Pas loin de 1000 pages quand même, une sacré intrigue, de multiples rebondissements, des personnages sympathiques, récurrents et donc bien ciselés. On ajoute le suspense et la fin inattendue et non dévoilable ici. Et le tout mérite quatre étoiles dans son genre (policier).

Quand Eugénie Davies meurt écrasée dans une rue de Londres – le chauffard ayant pris soin d’achever sa victime en repassant sur le corps en marche arrière -, l’inspecteur Lynley est chargé de l’enquête.
Les suspects sont nombreux. Parmi eux, un certain J.W. Pitchley, nom de code: Langue de Velours, doué d’un penchant certain pour les femmes mûres; Katya Wolff, jadis condamnée à vingt ans de prison pour avoir assassiné la fille de la victime et récemment libérée sous condition; ou encore le major Ted Wiley, libraire amoureux d’eugènie.
Tandis que ses fidèles subordonnés, Barbara Havers et Winston Nkata, suivent ces pistes, l’inspecteur Thomas Linley s’intéresse de près au fils de la victime, Gideon Davies, enfant prodige devenu violoniste virtuose, soudain incapable de tirer la moindre note de son instrument.

La Vérité sur l’Affaire Harry Quebert, de Joël Dicker ****

JoelDicker

“Si vous mettez le nez dans ce gros roman, vous êtes fichu” (Bernard Pivot)

“Un bon livre, Marcus, est un livre qu’on regrette d’avoir terminé” (Joël Dicker)

Il démarre lentement, trop lentement.
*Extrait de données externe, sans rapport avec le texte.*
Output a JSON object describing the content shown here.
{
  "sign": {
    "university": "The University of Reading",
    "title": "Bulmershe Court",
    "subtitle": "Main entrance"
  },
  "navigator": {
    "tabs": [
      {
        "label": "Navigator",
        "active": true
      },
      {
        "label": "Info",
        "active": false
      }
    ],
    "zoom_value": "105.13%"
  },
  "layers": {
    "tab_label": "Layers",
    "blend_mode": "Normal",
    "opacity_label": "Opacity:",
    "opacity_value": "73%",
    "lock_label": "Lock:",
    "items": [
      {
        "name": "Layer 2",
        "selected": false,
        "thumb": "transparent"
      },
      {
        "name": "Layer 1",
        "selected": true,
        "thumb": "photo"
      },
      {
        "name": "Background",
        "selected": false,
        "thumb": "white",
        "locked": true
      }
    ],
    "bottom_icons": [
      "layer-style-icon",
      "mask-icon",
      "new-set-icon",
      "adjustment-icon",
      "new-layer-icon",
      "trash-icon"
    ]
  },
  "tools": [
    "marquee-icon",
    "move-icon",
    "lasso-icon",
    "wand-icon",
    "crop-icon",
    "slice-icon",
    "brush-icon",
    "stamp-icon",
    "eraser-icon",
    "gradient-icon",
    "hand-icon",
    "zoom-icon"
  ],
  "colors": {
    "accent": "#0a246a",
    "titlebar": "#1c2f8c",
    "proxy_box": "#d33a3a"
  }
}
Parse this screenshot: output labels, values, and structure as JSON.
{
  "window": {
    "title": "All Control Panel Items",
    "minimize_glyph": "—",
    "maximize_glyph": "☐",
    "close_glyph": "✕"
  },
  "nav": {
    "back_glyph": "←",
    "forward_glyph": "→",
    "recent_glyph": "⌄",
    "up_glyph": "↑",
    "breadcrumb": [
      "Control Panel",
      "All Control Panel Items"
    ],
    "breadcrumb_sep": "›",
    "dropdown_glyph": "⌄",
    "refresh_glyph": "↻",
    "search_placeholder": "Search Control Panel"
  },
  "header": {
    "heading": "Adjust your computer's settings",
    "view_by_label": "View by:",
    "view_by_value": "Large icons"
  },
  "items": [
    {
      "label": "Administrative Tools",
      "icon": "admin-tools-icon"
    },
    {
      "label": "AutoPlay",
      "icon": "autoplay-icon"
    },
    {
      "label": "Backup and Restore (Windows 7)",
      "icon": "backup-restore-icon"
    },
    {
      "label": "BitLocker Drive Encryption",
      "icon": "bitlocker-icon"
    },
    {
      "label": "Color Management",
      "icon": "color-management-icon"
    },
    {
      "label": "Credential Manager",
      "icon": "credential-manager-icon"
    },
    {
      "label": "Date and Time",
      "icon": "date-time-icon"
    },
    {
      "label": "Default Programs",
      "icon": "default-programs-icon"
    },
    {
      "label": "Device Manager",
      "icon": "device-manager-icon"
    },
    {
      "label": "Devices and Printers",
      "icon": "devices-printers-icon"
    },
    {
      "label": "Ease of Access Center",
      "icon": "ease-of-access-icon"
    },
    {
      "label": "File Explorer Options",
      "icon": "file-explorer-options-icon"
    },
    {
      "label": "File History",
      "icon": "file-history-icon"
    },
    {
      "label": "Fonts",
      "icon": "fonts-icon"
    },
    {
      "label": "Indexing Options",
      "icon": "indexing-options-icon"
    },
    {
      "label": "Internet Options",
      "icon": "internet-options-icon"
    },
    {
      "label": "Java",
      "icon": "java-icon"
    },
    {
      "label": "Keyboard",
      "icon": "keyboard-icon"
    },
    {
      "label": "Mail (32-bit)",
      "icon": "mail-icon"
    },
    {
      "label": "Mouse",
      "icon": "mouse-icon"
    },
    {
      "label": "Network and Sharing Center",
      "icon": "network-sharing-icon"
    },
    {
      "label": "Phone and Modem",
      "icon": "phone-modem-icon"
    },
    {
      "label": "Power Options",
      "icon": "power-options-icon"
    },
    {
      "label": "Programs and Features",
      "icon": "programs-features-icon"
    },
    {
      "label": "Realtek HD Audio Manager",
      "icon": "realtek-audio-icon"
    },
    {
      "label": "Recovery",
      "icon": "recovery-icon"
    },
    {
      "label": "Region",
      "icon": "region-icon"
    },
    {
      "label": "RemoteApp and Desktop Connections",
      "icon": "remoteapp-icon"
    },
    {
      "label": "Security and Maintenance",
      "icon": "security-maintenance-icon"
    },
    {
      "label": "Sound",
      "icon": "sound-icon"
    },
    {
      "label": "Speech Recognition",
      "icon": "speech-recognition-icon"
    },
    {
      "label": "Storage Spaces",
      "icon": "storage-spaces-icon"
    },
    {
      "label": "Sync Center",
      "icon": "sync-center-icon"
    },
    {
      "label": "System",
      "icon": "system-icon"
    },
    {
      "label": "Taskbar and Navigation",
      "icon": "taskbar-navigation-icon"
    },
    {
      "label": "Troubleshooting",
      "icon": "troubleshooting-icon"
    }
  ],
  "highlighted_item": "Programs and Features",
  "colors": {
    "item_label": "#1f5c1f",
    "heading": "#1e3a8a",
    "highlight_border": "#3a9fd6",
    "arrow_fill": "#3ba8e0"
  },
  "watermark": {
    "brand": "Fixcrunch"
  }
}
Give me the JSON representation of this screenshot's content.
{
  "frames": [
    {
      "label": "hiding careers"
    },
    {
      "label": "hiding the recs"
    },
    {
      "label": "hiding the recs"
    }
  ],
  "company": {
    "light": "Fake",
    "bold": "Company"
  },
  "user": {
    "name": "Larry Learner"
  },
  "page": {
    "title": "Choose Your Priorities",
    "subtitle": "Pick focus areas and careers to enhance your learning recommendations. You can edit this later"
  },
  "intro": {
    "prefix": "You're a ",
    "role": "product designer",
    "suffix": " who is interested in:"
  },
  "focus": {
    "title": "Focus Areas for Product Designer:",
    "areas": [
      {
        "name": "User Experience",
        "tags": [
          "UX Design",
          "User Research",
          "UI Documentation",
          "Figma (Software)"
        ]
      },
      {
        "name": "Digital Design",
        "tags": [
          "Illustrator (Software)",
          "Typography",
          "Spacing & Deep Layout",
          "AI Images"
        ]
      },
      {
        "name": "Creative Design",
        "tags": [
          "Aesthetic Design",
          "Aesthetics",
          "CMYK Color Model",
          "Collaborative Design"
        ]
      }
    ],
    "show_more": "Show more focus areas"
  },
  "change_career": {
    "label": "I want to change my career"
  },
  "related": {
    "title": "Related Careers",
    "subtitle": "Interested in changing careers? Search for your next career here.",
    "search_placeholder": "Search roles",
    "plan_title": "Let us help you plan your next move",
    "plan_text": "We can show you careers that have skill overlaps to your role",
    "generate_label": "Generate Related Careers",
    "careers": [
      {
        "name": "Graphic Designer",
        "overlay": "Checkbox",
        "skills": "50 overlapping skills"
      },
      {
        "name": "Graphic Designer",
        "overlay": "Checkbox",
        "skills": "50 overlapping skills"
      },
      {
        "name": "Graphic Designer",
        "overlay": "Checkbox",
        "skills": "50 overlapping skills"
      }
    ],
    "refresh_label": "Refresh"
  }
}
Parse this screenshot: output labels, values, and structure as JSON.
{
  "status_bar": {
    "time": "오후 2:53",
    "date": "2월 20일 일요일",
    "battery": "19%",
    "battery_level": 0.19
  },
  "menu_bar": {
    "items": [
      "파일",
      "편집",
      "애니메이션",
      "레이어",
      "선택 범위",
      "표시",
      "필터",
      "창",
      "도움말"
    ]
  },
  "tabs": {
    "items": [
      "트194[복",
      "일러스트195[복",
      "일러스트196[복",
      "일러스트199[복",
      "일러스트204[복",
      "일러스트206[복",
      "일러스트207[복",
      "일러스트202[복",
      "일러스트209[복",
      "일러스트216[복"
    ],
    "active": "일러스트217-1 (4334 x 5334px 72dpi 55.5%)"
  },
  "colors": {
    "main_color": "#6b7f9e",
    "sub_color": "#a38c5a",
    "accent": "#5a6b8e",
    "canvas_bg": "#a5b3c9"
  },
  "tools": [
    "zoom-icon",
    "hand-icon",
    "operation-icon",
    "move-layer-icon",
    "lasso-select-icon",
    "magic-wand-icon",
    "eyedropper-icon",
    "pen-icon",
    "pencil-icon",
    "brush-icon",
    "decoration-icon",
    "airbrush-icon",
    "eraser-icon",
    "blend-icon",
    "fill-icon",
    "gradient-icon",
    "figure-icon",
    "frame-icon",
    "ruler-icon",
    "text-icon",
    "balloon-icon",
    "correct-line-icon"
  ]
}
L’écrivaillon qui pleure sur sa page blanche, et ce pendant quelques dizaines de pages, c’est lassant. Et puis comme des blancs d’oeuf qui montent en neige, l’histoire nous est contée, petit bout par petit bout elle s’étoffe. Elle se complexifie. Bernard Pivot ajoute: “vous serez manipulé, dérouté, sidéré, agacé, passionné par une histoire aux multiples rebondissements, fausses pistes et coups de théâtre”. C’est un très bon polar.